Up to now, though, most American economists see a sluggish economy this year and next, but not a recession. Members of the National Association of Business Economists, surveyed before the bad news on jobs for August, figure that growth of the gross domestic product (the nation's output of goods and services) will be a modest 2 percent after inflation this year.

Paul Kasriel, at the Northern Trust Company in Chicago, is one of the most pessimistic forecasters. But he also has a top record for forecasting accuracy. He predicts GDP in the United States will grow only 1.8 percent this year. And he says the financial crisis "is going to get worse."

Harald Malmgren, a veteran Washington consulting economist, currently distressed by world financial troubles, speaks of a "recession or near-recession" ahead.

Standard economic measures to counter recession include federal tax cuts or increased spending. But Congress generally takes a long time to make decisions on fiscal policy. Moreover, notes David Wyss, chief economist in New York for Standard & Poor's, the nation faces the massive bill of the Iraq war, plus, in short order as the nation's population ages, rising Medicare costs and, to a lesser degree, a bigger Social Security deficit.

To some extent a recession is limited by what economists call "automatic stabilizers." Unemployment insurance payments, for instance, rise.

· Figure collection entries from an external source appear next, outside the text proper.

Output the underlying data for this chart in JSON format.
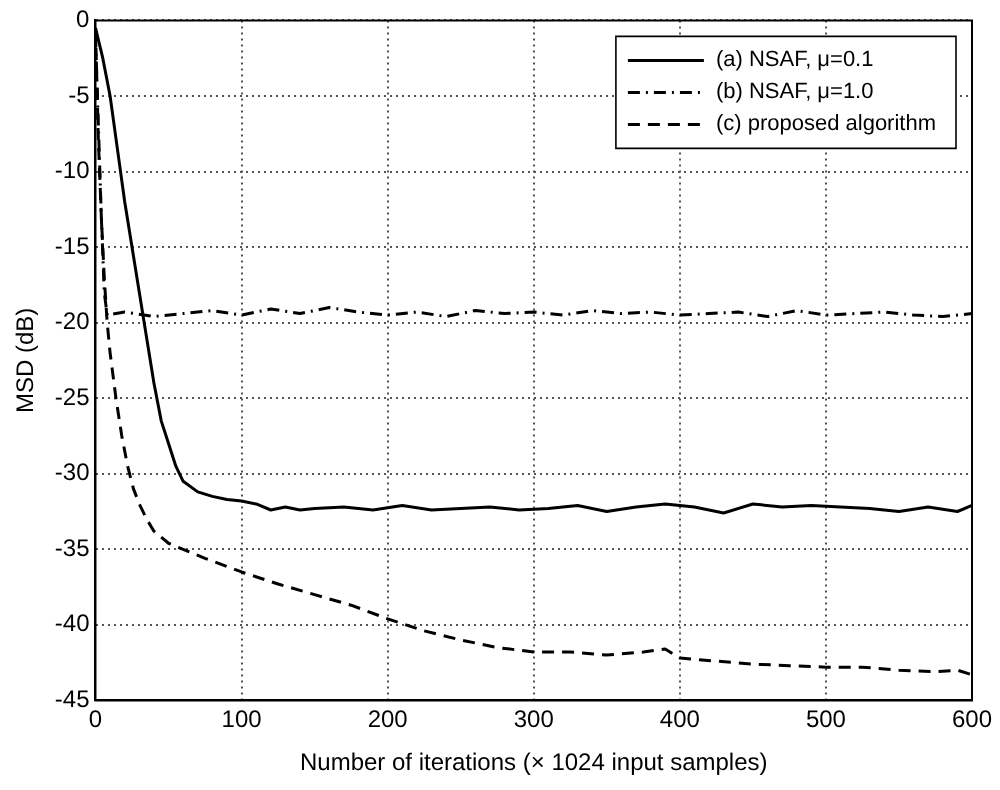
{
  "chart_data": {
    "type": "line",
    "xlabel": "Number of iterations (× 1024 input samples)",
    "ylabel": "MSD (dB)",
    "xlim": [
      0,
      600
    ],
    "xticks": [
      0,
      100,
      200,
      300,
      400,
      500,
      600
    ],
    "ylim": [
      -45,
      0
    ],
    "yticks": [
      -45,
      -40,
      -35,
      -30,
      -25,
      -20,
      -15,
      -10,
      -5,
      0
    ],
    "grid": true,
    "legend": "top right",
    "marker": "none",
    "series": [
      {
        "name": "(a) NSAF, μ=0.1",
        "color": "#000000",
        "line_style": "solid",
        "x": [
          0,
          5,
          10,
          15,
          20,
          25,
          30,
          35,
          40,
          45,
          50,
          55,
          60,
          70,
          80,
          90,
          100,
          110,
          120,
          130,
          140,
          150,
          170,
          190,
          210,
          230,
          250,
          270,
          290,
          310,
          330,
          350,
          370,
          390,
          410,
          430,
          450,
          470,
          490,
          510,
          530,
          550,
          570,
          590,
          600
        ],
        "values": [
          -0.5,
          -2.5,
          -5,
          -8.5,
          -12,
          -15,
          -18,
          -21,
          -24,
          -26.5,
          -28,
          -29.5,
          -30.5,
          -31.2,
          -31.5,
          -31.7,
          -31.8,
          -32,
          -32.4,
          -32.2,
          -32.4,
          -32.3,
          -32.2,
          -32.4,
          -32.1,
          -32.4,
          -32.3,
          -32.2,
          -32.4,
          -32.3,
          -32.1,
          -32.5,
          -32.2,
          -32,
          -32.2,
          -32.6,
          -32,
          -32.2,
          -32.1,
          -32.2,
          -32.3,
          -32.5,
          -32.2,
          -32.5,
          -32.1
        ]
      },
      {
        "name": "(b) NSAF, μ=1.0",
        "color": "#000000",
        "line_style": "dashdot",
        "x": [
          0,
          2,
          4,
          6,
          8,
          20,
          40,
          60,
          80,
          100,
          120,
          140,
          160,
          180,
          200,
          220,
          240,
          260,
          280,
          300,
          320,
          340,
          360,
          380,
          400,
          420,
          440,
          460,
          480,
          500,
          520,
          540,
          560,
          580,
          600
        ],
        "values": [
          -1,
          -7,
          -13,
          -18,
          -19.5,
          -19.3,
          -19.6,
          -19.4,
          -19.2,
          -19.5,
          -19.1,
          -19.4,
          -19,
          -19.3,
          -19.5,
          -19.3,
          -19.6,
          -19.2,
          -19.4,
          -19.3,
          -19.5,
          -19.2,
          -19.4,
          -19.3,
          -19.5,
          -19.4,
          -19.3,
          -19.6,
          -19.2,
          -19.5,
          -19.4,
          -19.3,
          -19.5,
          -19.6,
          -19.4
        ]
      },
      {
        "name": "(c) proposed algorithm",
        "color": "#000000",
        "line_style": "dashed",
        "x": [
          0,
          2,
          4,
          6,
          8,
          10,
          14,
          18,
          22,
          26,
          30,
          35,
          40,
          50,
          60,
          75,
          100,
          125,
          150,
          175,
          200,
          225,
          250,
          275,
          300,
          325,
          350,
          375,
          390,
          400,
          425,
          450,
          475,
          500,
          525,
          550,
          575,
          590,
          600
        ],
        "values": [
          -0.5,
          -8,
          -13,
          -17,
          -20,
          -22,
          -25,
          -27.5,
          -29.5,
          -31,
          -32,
          -33,
          -33.8,
          -34.6,
          -35,
          -35.6,
          -36.5,
          -37.3,
          -38,
          -38.7,
          -39.6,
          -40.4,
          -41,
          -41.5,
          -41.8,
          -41.8,
          -42,
          -41.8,
          -41.6,
          -42.2,
          -42.4,
          -42.6,
          -42.7,
          -42.8,
          -42.8,
          -43,
          -43.1,
          -43,
          -43.3
        ]
      }
    ]
  }
}
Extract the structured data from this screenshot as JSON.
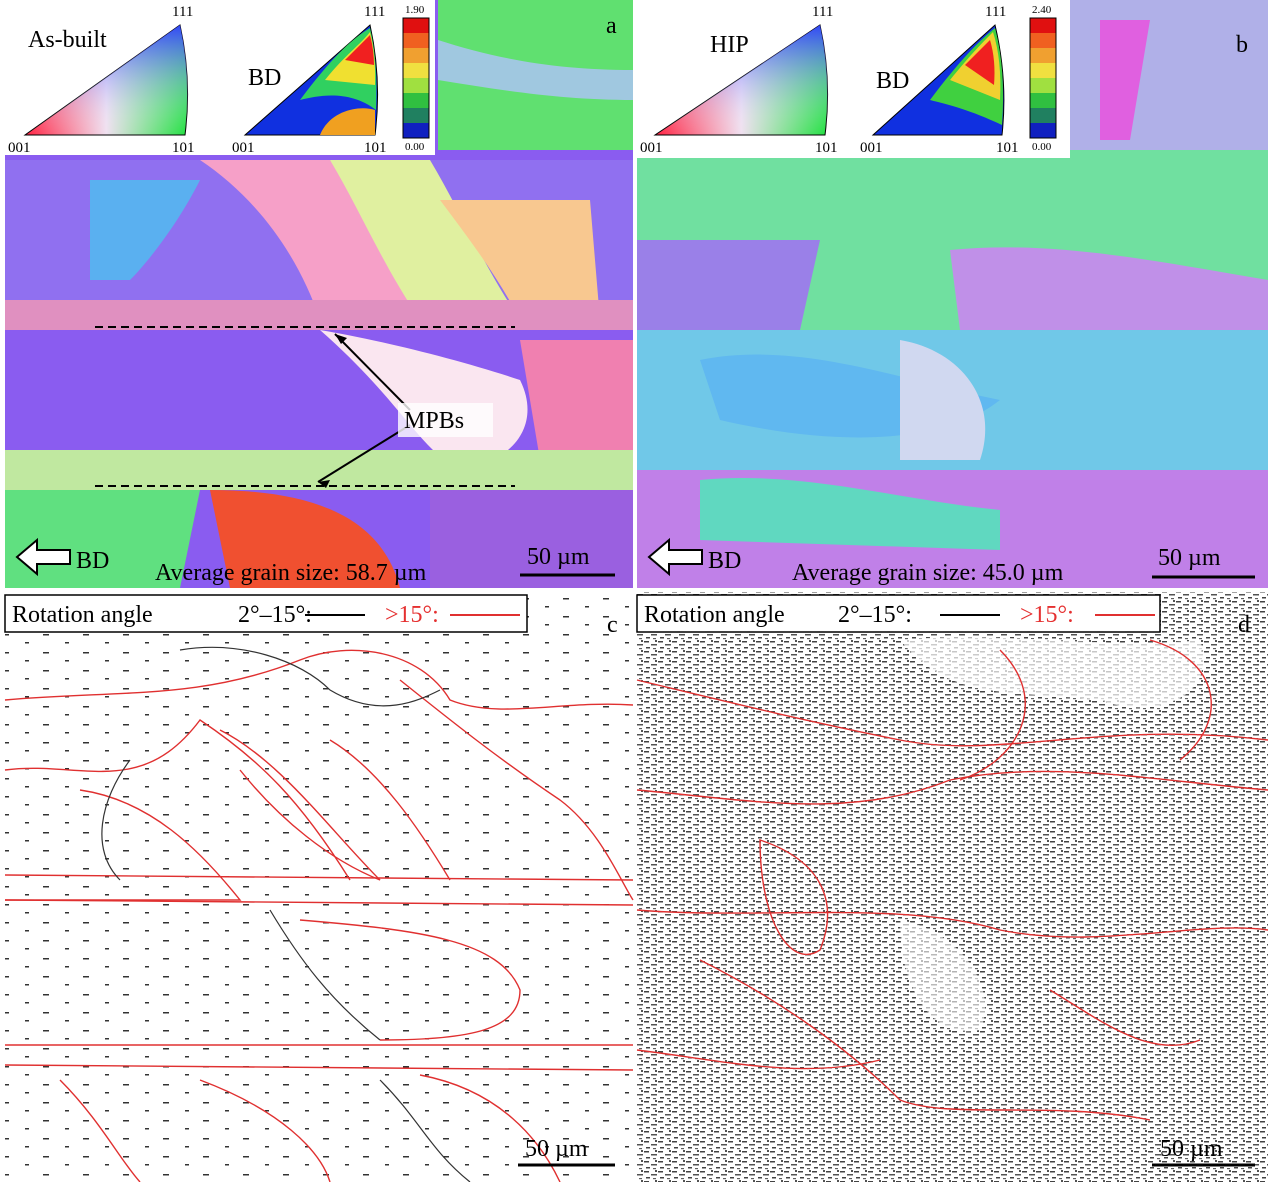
{
  "panels": [
    {
      "label": "a",
      "ipf": {
        "name": "As-built",
        "top": "111",
        "left": "001",
        "right": "101"
      },
      "pole": {
        "direction": "BD",
        "top": "111",
        "left": "001",
        "right": "101",
        "scale_max": "1.90",
        "scale_min": "0.00"
      },
      "annotation": "MPBs",
      "arrow_label": "BD",
      "grain_size": "Average grain size: 58.7 µm",
      "scale_bar": "50 µm"
    },
    {
      "label": "b",
      "ipf": {
        "name": "HIP",
        "top": "111",
        "left": "001",
        "right": "101"
      },
      "pole": {
        "direction": "BD",
        "top": "111",
        "left": "001",
        "right": "101",
        "scale_max": "2.40",
        "scale_min": "0.00"
      },
      "arrow_label": "BD",
      "grain_size": "Average grain size: 45.0 µm",
      "scale_bar": "50 µm"
    },
    {
      "label": "c",
      "legend": {
        "title": "Rotation angle",
        "low": "2°–15°:",
        "high": ">15°:"
      },
      "scale_bar": "50 µm"
    },
    {
      "label": "d",
      "legend": {
        "title": "Rotation angle",
        "low": "2°–15°:",
        "high": ">15°:"
      },
      "scale_bar": "50 µm"
    }
  ]
}
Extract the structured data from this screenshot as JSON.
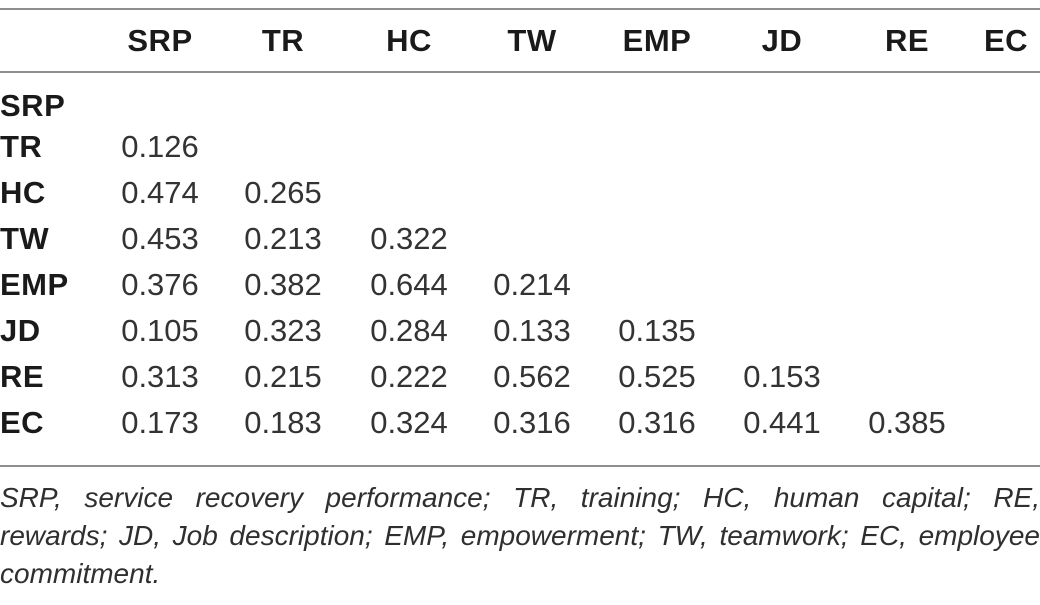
{
  "table": {
    "corner_label": "",
    "columns": [
      "SRP",
      "TR",
      "HC",
      "TW",
      "EMP",
      "JD",
      "RE",
      "EC"
    ],
    "rows": [
      {
        "label": "SRP",
        "values": []
      },
      {
        "label": "TR",
        "values": [
          "0.126"
        ]
      },
      {
        "label": "HC",
        "values": [
          "0.474",
          "0.265"
        ]
      },
      {
        "label": "TW",
        "values": [
          "0.453",
          "0.213",
          "0.322"
        ]
      },
      {
        "label": "EMP",
        "values": [
          "0.376",
          "0.382",
          "0.644",
          "0.214"
        ]
      },
      {
        "label": "JD",
        "values": [
          "0.105",
          "0.323",
          "0.284",
          "0.133",
          "0.135"
        ]
      },
      {
        "label": "RE",
        "values": [
          "0.313",
          "0.215",
          "0.222",
          "0.562",
          "0.525",
          "0.153"
        ]
      },
      {
        "label": "EC",
        "values": [
          "0.173",
          "0.183",
          "0.324",
          "0.316",
          "0.316",
          "0.441",
          "0.385"
        ]
      }
    ]
  },
  "footnote": {
    "full_text": "SRP, service recovery performance; TR, training; HC, human capital; RE, rewards; JD, Job description; EMP, empowerment; TW, teamwork; EC, employee commitment.",
    "lines": [
      "SRP, service recovery performance; TR, training; HC, human capital; RE,",
      "rewards; JD, Job description; EMP, empowerment; TW, teamwork; EC, employee",
      "commitment."
    ]
  },
  "colors": {
    "rule": "#8e8e8e",
    "heading_text": "#1a1a1a",
    "value_text": "#333333",
    "footnote_text": "#2f2f2f",
    "background": "#ffffff"
  }
}
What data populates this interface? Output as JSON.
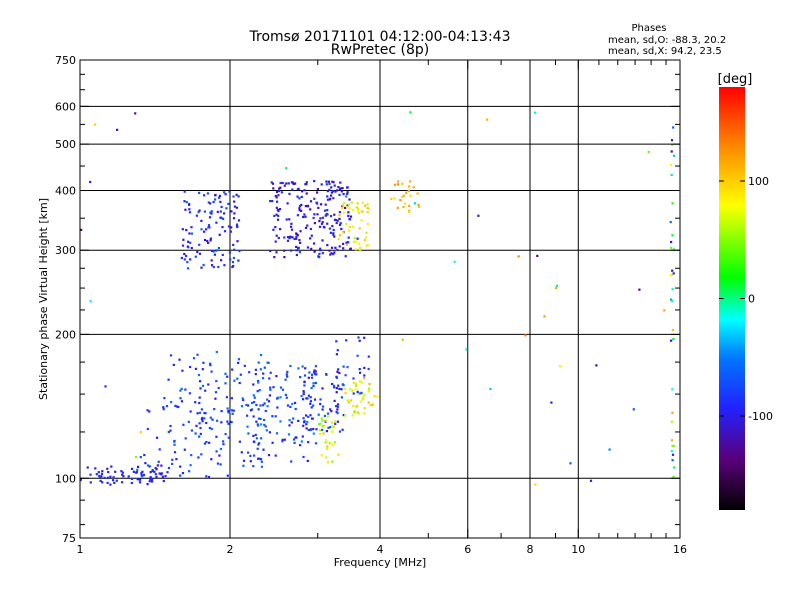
{
  "chart_data": {
    "type": "scatter",
    "title": "Tromsø 20171101 04:12:00-04:13:43",
    "subtitle": "RwPretec (8p)",
    "xlabel": "Frequency [MHz]",
    "ylabel": "Stationary phase Virtual Height [km]",
    "x_scale": "log",
    "y_scale": "log",
    "xlim": [
      1,
      16
    ],
    "ylim": [
      75,
      750
    ],
    "x_ticks": [
      1,
      2,
      4,
      6,
      8,
      10,
      16
    ],
    "x_tick_labels": [
      "1",
      "2",
      "4",
      "6",
      "8",
      "10",
      "16"
    ],
    "y_ticks": [
      75,
      100,
      200,
      300,
      400,
      500,
      600,
      750
    ],
    "y_tick_labels": [
      "75",
      "100",
      "200",
      "300",
      "400",
      "500",
      "600",
      "750"
    ],
    "x_grid": [
      1,
      2,
      4,
      6,
      8,
      10,
      16
    ],
    "y_grid": [
      100,
      200,
      300,
      400,
      500,
      600
    ],
    "grid": true,
    "stats": {
      "heading": "Phases",
      "line_o": "mean, sd,O: -88.3, 20.2",
      "line_x": "mean, sd,X:  94.2, 23.5"
    },
    "colorbar": {
      "label": "[deg]",
      "range": [
        -180,
        180
      ],
      "ticks": [
        100,
        0,
        -100
      ],
      "tick_labels": [
        "100",
        "0",
        "-100"
      ]
    },
    "clusters": [
      {
        "x": [
          1.0,
          1.5
        ],
        "y": [
          97,
          106
        ],
        "phase": [
          -105,
          -85
        ],
        "n": 70
      },
      {
        "x": [
          1.3,
          2.0
        ],
        "y": [
          100,
          150
        ],
        "phase": [
          -110,
          -60
        ],
        "n": 60
      },
      {
        "x": [
          1.5,
          2.4
        ],
        "y": [
          105,
          185
        ],
        "phase": [
          -105,
          -50
        ],
        "n": 130
      },
      {
        "x": [
          2.2,
          3.0
        ],
        "y": [
          108,
          175
        ],
        "phase": [
          -110,
          -45
        ],
        "n": 110
      },
      {
        "x": [
          2.8,
          3.4
        ],
        "y": [
          125,
          170
        ],
        "phase": [
          -115,
          -60
        ],
        "n": 70
      },
      {
        "x": [
          3.0,
          3.3
        ],
        "y": [
          108,
          135
        ],
        "phase": [
          40,
          110
        ],
        "n": 30
      },
      {
        "x": [
          3.4,
          3.9
        ],
        "y": [
          135,
          160
        ],
        "phase": [
          50,
          110
        ],
        "n": 40
      },
      {
        "x": [
          3.2,
          3.8
        ],
        "y": [
          150,
          200
        ],
        "phase": [
          -110,
          -60
        ],
        "n": 25
      },
      {
        "x": [
          1.6,
          2.1
        ],
        "y": [
          275,
          400
        ],
        "phase": [
          -115,
          -60
        ],
        "n": 120
      },
      {
        "x": [
          2.4,
          3.5
        ],
        "y": [
          290,
          420
        ],
        "phase": [
          -125,
          -80
        ],
        "n": 220
      },
      {
        "x": [
          3.3,
          3.8
        ],
        "y": [
          300,
          380
        ],
        "phase": [
          60,
          110
        ],
        "n": 45
      },
      {
        "x": [
          4.2,
          4.8
        ],
        "y": [
          360,
          420
        ],
        "phase": [
          90,
          130
        ],
        "n": 25
      },
      {
        "x": [
          15.3,
          15.6
        ],
        "y": [
          100,
          550
        ],
        "phase": [
          -120,
          120
        ],
        "n": 35
      },
      {
        "x": [
          1.0,
          16.0
        ],
        "y": [
          90,
          650
        ],
        "phase": [
          -140,
          140
        ],
        "n": 45
      }
    ]
  }
}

Moreover, legislation to prevent the alternative minimum tax from hurting more middle-income households will almost certainly be pushed through Congress.

More controversial is a decision on whether to tax the extremely high incomes of many hedge-fund managers as income rather than as capital gains.

If a slump should last a long time, Democrats could face an awkward decision as to whether or not to let some of President Bush's tax cuts (cuts that favor the well-to-do) expire as presently scheduled in 2009, 2010, and 2011. For instance, the estate tax is presently scheduled to be fully repealed in 2010 and return to its original 2000 levels in 2011.